Le Journal de NOTRE EPOQUE

Journal béninois d’investigation, d’analyses et de publicité – Récépissé N° 953/MISPCL/DC/DAI/SCC du 27 mars 2007

Les entreprises face à la crise sanitaire : Le sénateur JCI Marcelio TEVOEDJRE pour la digitalisation des processus d’affaires

Le choc économique et social inédit engendré par la crise sanitaire actuelle affecte plus que jamais les entreprises de façon spécifique et l’économie mondiale de façon générale. Les mesures qu’impose la riposte (confinement par endroit, établissement de cordon sanitaire, distanciation sociale, baisse de la consommation de certains produits/services…etc) révèlent pour beaucoup d’entreprises au Sud du Sahara la faiblesse ou l’insuffisance de leurs systèmes de management des risques externes (risques écologique et sanitaire en l’espèce). Comment survivre est la plus grande préoccupation de presque toutes les entreprises et pour certaines, c’est carrément comment renaître de ses cendres qui préoccupe. Minimiser les impacts du choc si c’est encore possible est au cœur de toutes les stratégies d’entreprises aujourd’hui. Partageant cette préoccupation de l’heure, le bureau du sénat de la JCI Bénin a choisi de convoquer les siens autour de la réflexion sur le thème « Comment les entreprises peuvent-elles optimiser leur réaction face à la pandémie ? »dans le cadre du cinquième numéro de sa causerie hebdomadaire « E-CAFE SENATORIAL ». Pour cet entretien dont la modération a été assurée par le sénateur JCI Laurent HOUNGNIBO, secrétaire Général du sénat de la JCI Bénin, le bureau du sénat a fait appel à un des siens.
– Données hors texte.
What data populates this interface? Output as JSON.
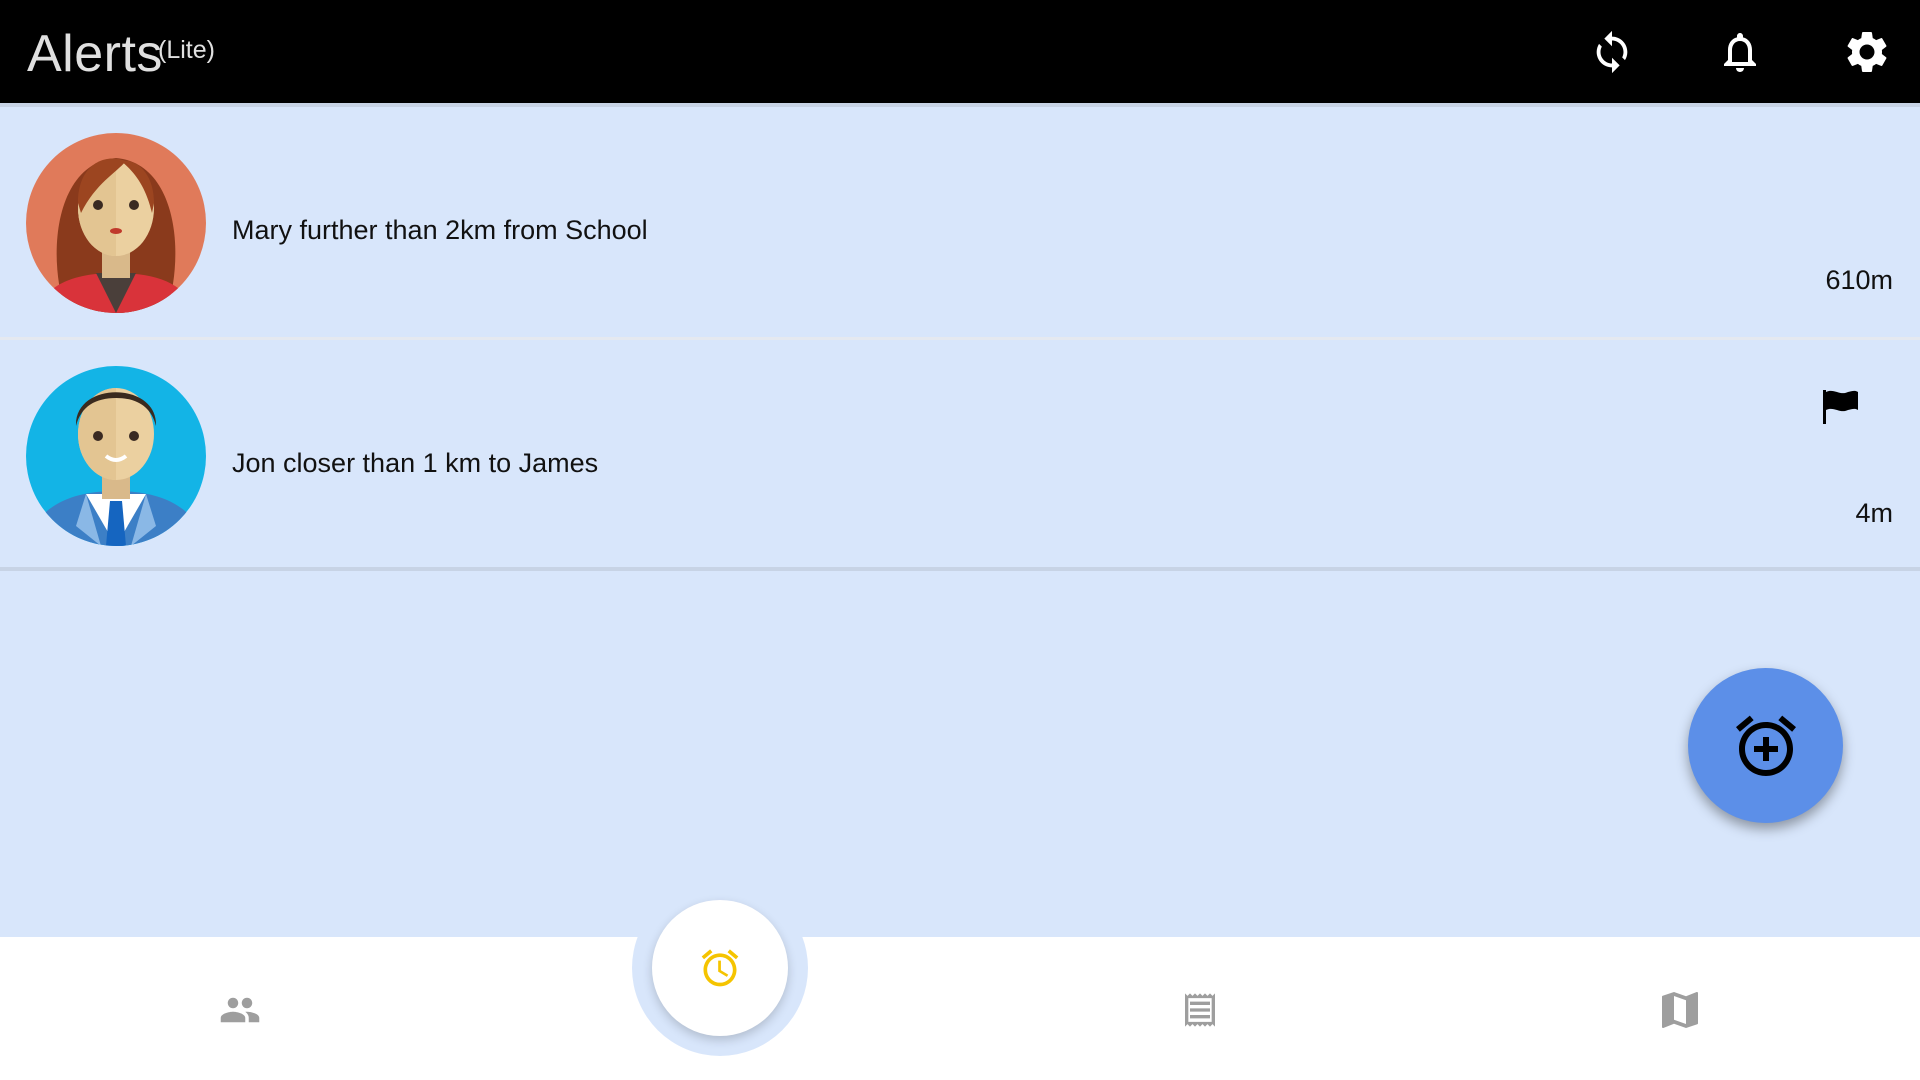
{
  "appbar": {
    "title": "Alerts",
    "subtitle": "(Lite)",
    "icons": [
      "refresh-icon",
      "bell-icon",
      "gear-icon"
    ]
  },
  "alerts": [
    {
      "text": "Mary further than 2km from School",
      "distance": "610m",
      "avatar": "woman-avatar",
      "flagged": false
    },
    {
      "text": "Jon closer than 1 km to James",
      "distance": "4m",
      "avatar": "man-avatar",
      "flagged": true
    }
  ],
  "fab": {
    "icon": "alarm-add-icon",
    "color": "#5c8fe8"
  },
  "bottom_nav": {
    "items": [
      "people-icon",
      "alarm-icon",
      "list-icon",
      "map-icon"
    ],
    "active": "alarm-icon",
    "active_color": "#f5c400",
    "inactive_color": "#9e9e9e"
  }
}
Sur le plan JCI, Marcelio TEVOEDJRE est sénateur JCI no 50492, Il a été Vice-Président National Développement Individuel de la JCI Bénin en 1990, Vice-Président National Projets et thème principal de la JCI Bénin en 1991, Président National de la JCI Bénin en 1992, Président de l’Association des Jeunes Chambres Afrique et Moyen Orient en 1993, Président de l’Association des jeunes Chambres francophones en 1994 et membres d’autres organisations citoyennes.
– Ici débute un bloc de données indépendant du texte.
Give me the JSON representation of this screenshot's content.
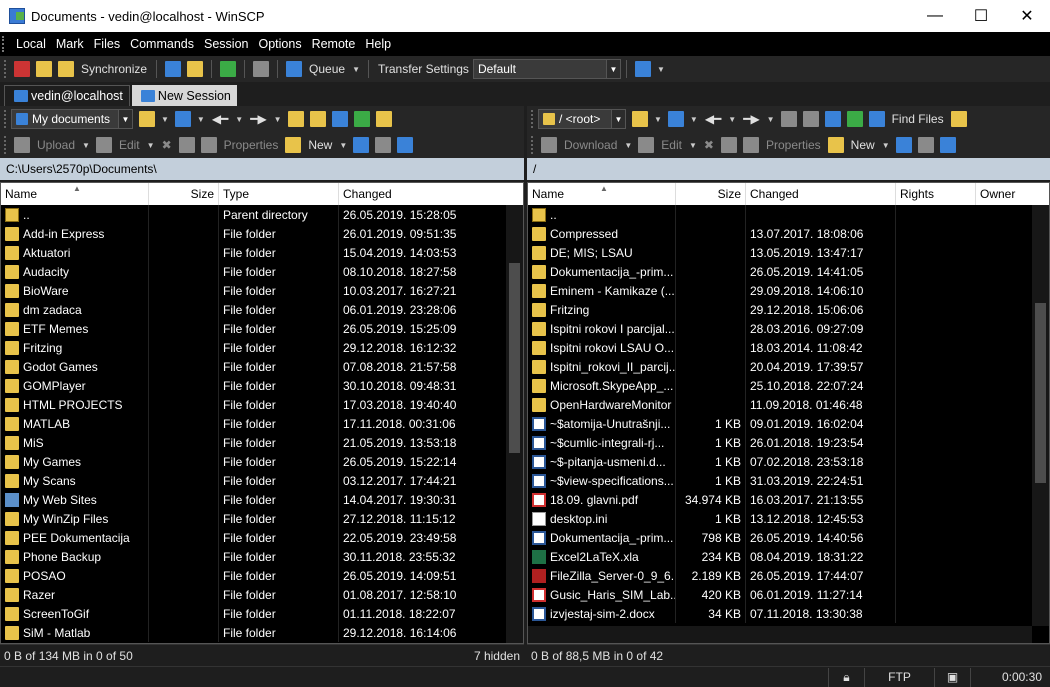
{
  "window": {
    "title": "Documents - vedin@localhost - WinSCP",
    "minimize": "—",
    "maximize": "☐",
    "close": "✕"
  },
  "menu": [
    "Local",
    "Mark",
    "Files",
    "Commands",
    "Session",
    "Options",
    "Remote",
    "Help"
  ],
  "toolbar": {
    "synchronize": "Synchronize",
    "queue": "Queue",
    "transfer_label": "Transfer Settings",
    "transfer_value": "Default"
  },
  "tabs": {
    "session": "vedin@localhost",
    "new_session": "New Session"
  },
  "left": {
    "location": "My documents",
    "upload": "Upload",
    "edit": "Edit",
    "properties": "Properties",
    "new": "New",
    "path": "C:\\Users\\2570p\\Documents\\",
    "columns": {
      "name": "Name",
      "size": "Size",
      "type": "Type",
      "changed": "Changed"
    },
    "rows": [
      {
        "name": "..",
        "size": "",
        "type": "Parent directory",
        "changed": "26.05.2019.  15:28:05",
        "icon": "up"
      },
      {
        "name": "Add-in Express",
        "size": "",
        "type": "File folder",
        "changed": "26.01.2019.  09:51:35",
        "icon": "folder"
      },
      {
        "name": "Aktuatori",
        "size": "",
        "type": "File folder",
        "changed": "15.04.2019.  14:03:53",
        "icon": "folder"
      },
      {
        "name": "Audacity",
        "size": "",
        "type": "File folder",
        "changed": "08.10.2018.  18:27:58",
        "icon": "folder"
      },
      {
        "name": "BioWare",
        "size": "",
        "type": "File folder",
        "changed": "10.03.2017.  16:27:21",
        "icon": "folder"
      },
      {
        "name": "dm zadaca",
        "size": "",
        "type": "File folder",
        "changed": "06.01.2019.  23:28:06",
        "icon": "folder"
      },
      {
        "name": "ETF Memes",
        "size": "",
        "type": "File folder",
        "changed": "26.05.2019.  15:25:09",
        "icon": "folder"
      },
      {
        "name": "Fritzing",
        "size": "",
        "type": "File folder",
        "changed": "29.12.2018.  16:12:32",
        "icon": "folder"
      },
      {
        "name": "Godot Games",
        "size": "",
        "type": "File folder",
        "changed": "07.08.2018.  21:57:58",
        "icon": "folder"
      },
      {
        "name": "GOMPlayer",
        "size": "",
        "type": "File folder",
        "changed": "30.10.2018.  09:48:31",
        "icon": "folder"
      },
      {
        "name": "HTML PROJECTS",
        "size": "",
        "type": "File folder",
        "changed": "17.03.2018.  19:40:40",
        "icon": "folder"
      },
      {
        "name": "MATLAB",
        "size": "",
        "type": "File folder",
        "changed": "17.11.2018.  00:31:06",
        "icon": "folder"
      },
      {
        "name": "MiS",
        "size": "",
        "type": "File folder",
        "changed": "21.05.2019.  13:53:18",
        "icon": "folder"
      },
      {
        "name": "My Games",
        "size": "",
        "type": "File folder",
        "changed": "26.05.2019.  15:22:14",
        "icon": "folder"
      },
      {
        "name": "My Scans",
        "size": "",
        "type": "File folder",
        "changed": "03.12.2017.  17:44:21",
        "icon": "folder"
      },
      {
        "name": "My Web Sites",
        "size": "",
        "type": "File folder",
        "changed": "14.04.2017.  19:30:31",
        "icon": "web"
      },
      {
        "name": "My WinZip Files",
        "size": "",
        "type": "File folder",
        "changed": "27.12.2018.  11:15:12",
        "icon": "folder"
      },
      {
        "name": "PEE Dokumentacija",
        "size": "",
        "type": "File folder",
        "changed": "22.05.2019.  23:49:58",
        "icon": "folder"
      },
      {
        "name": "Phone Backup",
        "size": "",
        "type": "File folder",
        "changed": "30.11.2018.  23:55:32",
        "icon": "folder"
      },
      {
        "name": "POSAO",
        "size": "",
        "type": "File folder",
        "changed": "26.05.2019.  14:09:51",
        "icon": "folder"
      },
      {
        "name": "Razer",
        "size": "",
        "type": "File folder",
        "changed": "01.08.2017.  12:58:10",
        "icon": "folder"
      },
      {
        "name": "ScreenToGif",
        "size": "",
        "type": "File folder",
        "changed": "01.11.2018.  18:22:07",
        "icon": "folder"
      },
      {
        "name": "SiM - Matlab",
        "size": "",
        "type": "File folder",
        "changed": "29.12.2018.  16:14:06",
        "icon": "folder"
      }
    ],
    "status_left": "0 B of 134 MB in 0 of 50",
    "status_right": "7 hidden"
  },
  "right": {
    "location": "/ <root>",
    "download": "Download",
    "edit": "Edit",
    "properties": "Properties",
    "new": "New",
    "find": "Find Files",
    "path": "/",
    "columns": {
      "name": "Name",
      "size": "Size",
      "changed": "Changed",
      "rights": "Rights",
      "owner": "Owner"
    },
    "rows": [
      {
        "name": "..",
        "size": "",
        "changed": "",
        "icon": "up"
      },
      {
        "name": "Compressed",
        "size": "",
        "changed": "13.07.2017. 18:08:06",
        "icon": "folder"
      },
      {
        "name": "DE; MIS; LSAU",
        "size": "",
        "changed": "13.05.2019. 13:47:17",
        "icon": "folder"
      },
      {
        "name": "Dokumentacija_-prim...",
        "size": "",
        "changed": "26.05.2019. 14:41:05",
        "icon": "folder"
      },
      {
        "name": "Eminem - Kamikaze (...",
        "size": "",
        "changed": "29.09.2018. 14:06:10",
        "icon": "folder"
      },
      {
        "name": "Fritzing",
        "size": "",
        "changed": "29.12.2018. 15:06:06",
        "icon": "folder"
      },
      {
        "name": "Ispitni rokovi I parcijal...",
        "size": "",
        "changed": "28.03.2016. 09:27:09",
        "icon": "folder"
      },
      {
        "name": "Ispitni rokovi LSAU O...",
        "size": "",
        "changed": "18.03.2014. 11:08:42",
        "icon": "folder"
      },
      {
        "name": "Ispitni_rokovi_II_parcij...",
        "size": "",
        "changed": "20.04.2019. 17:39:57",
        "icon": "folder"
      },
      {
        "name": "Microsoft.SkypeApp_...",
        "size": "",
        "changed": "25.10.2018. 22:07:24",
        "icon": "folder"
      },
      {
        "name": "OpenHardwareMonitor",
        "size": "",
        "changed": "11.09.2018. 01:46:48",
        "icon": "folder"
      },
      {
        "name": "~$atomija-Unutrašnji...",
        "size": "1 KB",
        "changed": "09.01.2019. 16:02:04",
        "icon": "doc"
      },
      {
        "name": "~$cumlic-integrali-rj...",
        "size": "1 KB",
        "changed": "26.01.2018. 19:23:54",
        "icon": "doc"
      },
      {
        "name": "~$-pitanja-usmeni.d...",
        "size": "1 KB",
        "changed": "07.02.2018. 23:53:18",
        "icon": "doc"
      },
      {
        "name": "~$view-specifications...",
        "size": "1 KB",
        "changed": "31.03.2019. 22:24:51",
        "icon": "doc"
      },
      {
        "name": "18.09. glavni.pdf",
        "size": "34.974 KB",
        "changed": "16.03.2017. 21:13:55",
        "icon": "pdf"
      },
      {
        "name": "desktop.ini",
        "size": "1 KB",
        "changed": "13.12.2018. 12:45:53",
        "icon": "ini"
      },
      {
        "name": "Dokumentacija_-prim...",
        "size": "798 KB",
        "changed": "26.05.2019. 14:40:56",
        "icon": "doc"
      },
      {
        "name": "Excel2LaTeX.xla",
        "size": "234 KB",
        "changed": "08.04.2019. 18:31:22",
        "icon": "xla"
      },
      {
        "name": "FileZilla_Server-0_9_6...",
        "size": "2.189 KB",
        "changed": "26.05.2019. 17:44:07",
        "icon": "exe"
      },
      {
        "name": "Gusic_Haris_SIM_Lab...",
        "size": "420 KB",
        "changed": "06.01.2019. 11:27:14",
        "icon": "pdf"
      },
      {
        "name": "izvjestaj-sim-2.docx",
        "size": "34 KB",
        "changed": "07.11.2018. 13:30:38",
        "icon": "doc"
      }
    ],
    "status_left": "0 B of 88,5 MB in 0 of 42"
  },
  "bottom": {
    "protocol": "FTP",
    "timer": "0:00:30"
  }
}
Sur le plan professionnel, Il fut ancien Directeur de AG PARTNERS DAKAR, ancien Directeur du développement personnel et professionnel de l’Institut Africain du Management de Dakar, ancien Directeur du Marketing et Mentor de la vie Associative du Groupe Supdeco Dakar. Depuis 2010, il est fondateur/dirigeant du cabinet Facteur X, conseil en développement personnel et organisationnel. Consultant-Formateur, Coach International Senior certifié ICF.

Chers sénateurs en votre nom et comme l’exige notre jeune tradition sur E-café Sénatorial, je voudrais demander à notre invité, le sénateur Marcelio TEVOEDJRE s’il a quelque chose à rajouter à cette présentation en ce qui concerne ses occupations professionnelles et ses centres d’intérêt.
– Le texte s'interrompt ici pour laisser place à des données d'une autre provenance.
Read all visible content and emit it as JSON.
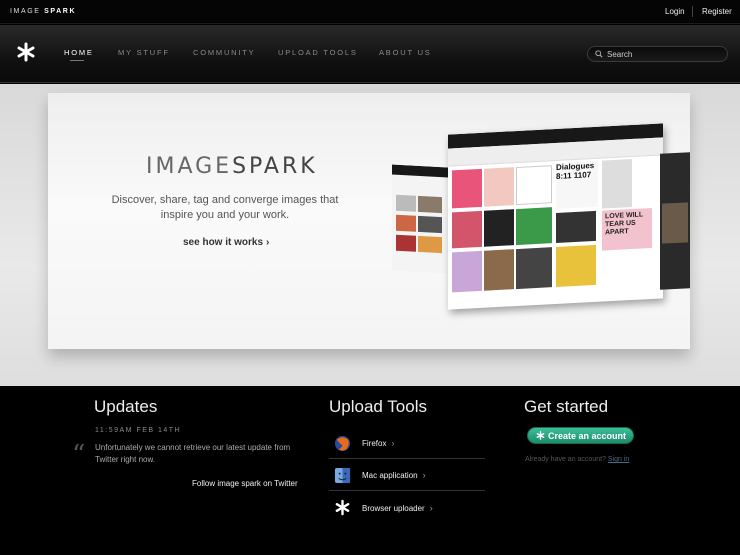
{
  "topbar": {
    "brand_light": "IMAGE",
    "brand_bold": "SPARK",
    "login": "Login",
    "register": "Register"
  },
  "nav": {
    "items": [
      "HOME",
      "MY STUFF",
      "COMMUNITY",
      "UPLOAD TOOLS",
      "ABOUT US"
    ],
    "active": "HOME",
    "search_placeholder": "Search"
  },
  "hero": {
    "title_light": "IMAGE",
    "title_bold": "SPARK",
    "tagline": "Discover, share, tag and converge images that inspire you and your work.",
    "cta": "see how it works",
    "cta_chevron": "›",
    "showcase_headline": "Dialogues 8:11 1107",
    "showcase_poster": "LOVE WILL TEAR US APART"
  },
  "updates": {
    "title": "Updates",
    "timestamp": "11:59AM FEB 14TH",
    "quote": "“",
    "message": "Unfortunately we cannot retrieve our latest update from Twitter right now.",
    "follow": "Follow image spark on Twitter"
  },
  "upload_tools": {
    "title": "Upload Tools",
    "chevron": "›",
    "items": [
      {
        "label": "Firefox",
        "icon": "firefox-icon"
      },
      {
        "label": "Mac application",
        "icon": "mac-finder-icon"
      },
      {
        "label": "Browser uploader",
        "icon": "spark-star-icon"
      }
    ]
  },
  "get_started": {
    "title": "Get started",
    "button": "Create an account",
    "already": "Already have an account?",
    "signin": "Sign in"
  },
  "colors": {
    "accent_green": "#2aa882",
    "background": "#000000",
    "hero_bg": "#e4e4e4"
  }
}
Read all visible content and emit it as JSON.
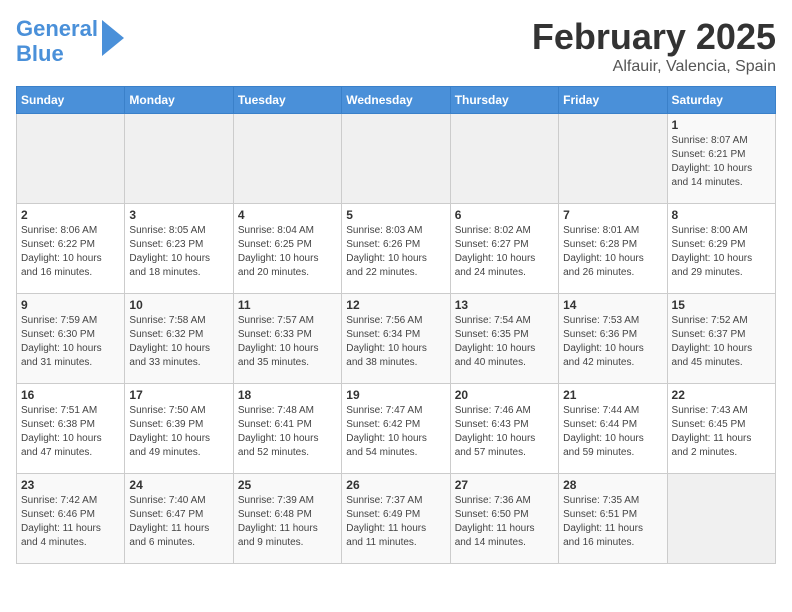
{
  "header": {
    "logo_line1": "General",
    "logo_line2": "Blue",
    "month": "February 2025",
    "location": "Alfauir, Valencia, Spain"
  },
  "days_of_week": [
    "Sunday",
    "Monday",
    "Tuesday",
    "Wednesday",
    "Thursday",
    "Friday",
    "Saturday"
  ],
  "weeks": [
    [
      {
        "day": "",
        "info": ""
      },
      {
        "day": "",
        "info": ""
      },
      {
        "day": "",
        "info": ""
      },
      {
        "day": "",
        "info": ""
      },
      {
        "day": "",
        "info": ""
      },
      {
        "day": "",
        "info": ""
      },
      {
        "day": "1",
        "info": "Sunrise: 8:07 AM\nSunset: 6:21 PM\nDaylight: 10 hours\nand 14 minutes."
      }
    ],
    [
      {
        "day": "2",
        "info": "Sunrise: 8:06 AM\nSunset: 6:22 PM\nDaylight: 10 hours\nand 16 minutes."
      },
      {
        "day": "3",
        "info": "Sunrise: 8:05 AM\nSunset: 6:23 PM\nDaylight: 10 hours\nand 18 minutes."
      },
      {
        "day": "4",
        "info": "Sunrise: 8:04 AM\nSunset: 6:25 PM\nDaylight: 10 hours\nand 20 minutes."
      },
      {
        "day": "5",
        "info": "Sunrise: 8:03 AM\nSunset: 6:26 PM\nDaylight: 10 hours\nand 22 minutes."
      },
      {
        "day": "6",
        "info": "Sunrise: 8:02 AM\nSunset: 6:27 PM\nDaylight: 10 hours\nand 24 minutes."
      },
      {
        "day": "7",
        "info": "Sunrise: 8:01 AM\nSunset: 6:28 PM\nDaylight: 10 hours\nand 26 minutes."
      },
      {
        "day": "8",
        "info": "Sunrise: 8:00 AM\nSunset: 6:29 PM\nDaylight: 10 hours\nand 29 minutes."
      }
    ],
    [
      {
        "day": "9",
        "info": "Sunrise: 7:59 AM\nSunset: 6:30 PM\nDaylight: 10 hours\nand 31 minutes."
      },
      {
        "day": "10",
        "info": "Sunrise: 7:58 AM\nSunset: 6:32 PM\nDaylight: 10 hours\nand 33 minutes."
      },
      {
        "day": "11",
        "info": "Sunrise: 7:57 AM\nSunset: 6:33 PM\nDaylight: 10 hours\nand 35 minutes."
      },
      {
        "day": "12",
        "info": "Sunrise: 7:56 AM\nSunset: 6:34 PM\nDaylight: 10 hours\nand 38 minutes."
      },
      {
        "day": "13",
        "info": "Sunrise: 7:54 AM\nSunset: 6:35 PM\nDaylight: 10 hours\nand 40 minutes."
      },
      {
        "day": "14",
        "info": "Sunrise: 7:53 AM\nSunset: 6:36 PM\nDaylight: 10 hours\nand 42 minutes."
      },
      {
        "day": "15",
        "info": "Sunrise: 7:52 AM\nSunset: 6:37 PM\nDaylight: 10 hours\nand 45 minutes."
      }
    ],
    [
      {
        "day": "16",
        "info": "Sunrise: 7:51 AM\nSunset: 6:38 PM\nDaylight: 10 hours\nand 47 minutes."
      },
      {
        "day": "17",
        "info": "Sunrise: 7:50 AM\nSunset: 6:39 PM\nDaylight: 10 hours\nand 49 minutes."
      },
      {
        "day": "18",
        "info": "Sunrise: 7:48 AM\nSunset: 6:41 PM\nDaylight: 10 hours\nand 52 minutes."
      },
      {
        "day": "19",
        "info": "Sunrise: 7:47 AM\nSunset: 6:42 PM\nDaylight: 10 hours\nand 54 minutes."
      },
      {
        "day": "20",
        "info": "Sunrise: 7:46 AM\nSunset: 6:43 PM\nDaylight: 10 hours\nand 57 minutes."
      },
      {
        "day": "21",
        "info": "Sunrise: 7:44 AM\nSunset: 6:44 PM\nDaylight: 10 hours\nand 59 minutes."
      },
      {
        "day": "22",
        "info": "Sunrise: 7:43 AM\nSunset: 6:45 PM\nDaylight: 11 hours\nand 2 minutes."
      }
    ],
    [
      {
        "day": "23",
        "info": "Sunrise: 7:42 AM\nSunset: 6:46 PM\nDaylight: 11 hours\nand 4 minutes."
      },
      {
        "day": "24",
        "info": "Sunrise: 7:40 AM\nSunset: 6:47 PM\nDaylight: 11 hours\nand 6 minutes."
      },
      {
        "day": "25",
        "info": "Sunrise: 7:39 AM\nSunset: 6:48 PM\nDaylight: 11 hours\nand 9 minutes."
      },
      {
        "day": "26",
        "info": "Sunrise: 7:37 AM\nSunset: 6:49 PM\nDaylight: 11 hours\nand 11 minutes."
      },
      {
        "day": "27",
        "info": "Sunrise: 7:36 AM\nSunset: 6:50 PM\nDaylight: 11 hours\nand 14 minutes."
      },
      {
        "day": "28",
        "info": "Sunrise: 7:35 AM\nSunset: 6:51 PM\nDaylight: 11 hours\nand 16 minutes."
      },
      {
        "day": "",
        "info": ""
      }
    ]
  ]
}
En vous saluant, je formule avant tout le vœu que tous les vôtres soient dans des conditions optimales de sécurité sanitaire. J’exprime également mes remerciements au bureau du Sénat JCI Bénin, dirigé par le Sénateur Colette Sylvie AZANDJEME. J’aurai enfin une distinction particulière à l’endroit du Sénateur Laurent HOUNGNIBO, au vu de la qualité de son engagement, de son orientation performance et de son altruisme constructif.

J’ai fondé, en 2010, le cabinet Facteur X, conseil en Développement Personnel &Organisationnel. Grâce à la plaquette institutionnelle du cabinet, vous pourrez aisément vous rendre compte que le Credo de Facteur X est adapté du Credo JCI.Ce n’est pas du simple plagiat consécutif à un manque d’inspiration ; il s’agit plutôt d’une volonté délibérée de faire preuve de congruence – de cohérence – au niveau de mon savoir-être.

En effet, j’ai été introduit à l’étude du « changement » et du rapport que nous entretenons avec lui grâce à 4 mots, issus de la Déclaration de mission JCI et qui se sont définitivement gravés dans ma mémoire vive : « …contribuer au changement positif ».

Cet effort de « lien » entre mes vies JCI, associative, personnelle et professionnelle contribue, je pense bien, à transmuter l’être « unique » que j’étais en un être de plus en plus « uni ». C’est ainsi que s’est formé ce que j’appellerai mon « Credo personnel » :

L’Univers est une Évolution
Notre Univers est dynamique, car il est en expansion. Je n’en veux que pour preuve la distanciation – toujours active ! – des continents sur la planète Terre, des soleils dans la Voie Lactée, des galaxies dans l’immensité du Cosmos.

L’Évolution va vers l’Esprit
Du Néant à l’Immatériel, de l’Immatériel à la Matière minérale, de la Matière minérale à la Matière animée, de la Matière animée enfin à la Matière réfléchie, il semble bien qu’une « Main Invisible » guide l’Évolution, en procédant parfois par ajustements mineurs, parfois par disruptions majeures. Et la direction devient évidente : la perfection physique semble avoir été atteinte avec le corps humain, et désormais l’Évolution est psychologique. La finalité de la Matière animée serait-elle de retourner à l’Immatériel ?…

L’Esprit se déploie en du Personnel
Nous naissons tous avec un ego, qui nous amène à mettre en avant notre « unicité ». Aussi, toute notre vie peut se résumer en un apprentissage de la liberté. C’est ainsi qu’un développement psychique normal nous conduit de la dépendance du bébé à la contre-dépendance de l’enfant et de l’adolescent, de celle-ci à l’indépendance de l’adulte.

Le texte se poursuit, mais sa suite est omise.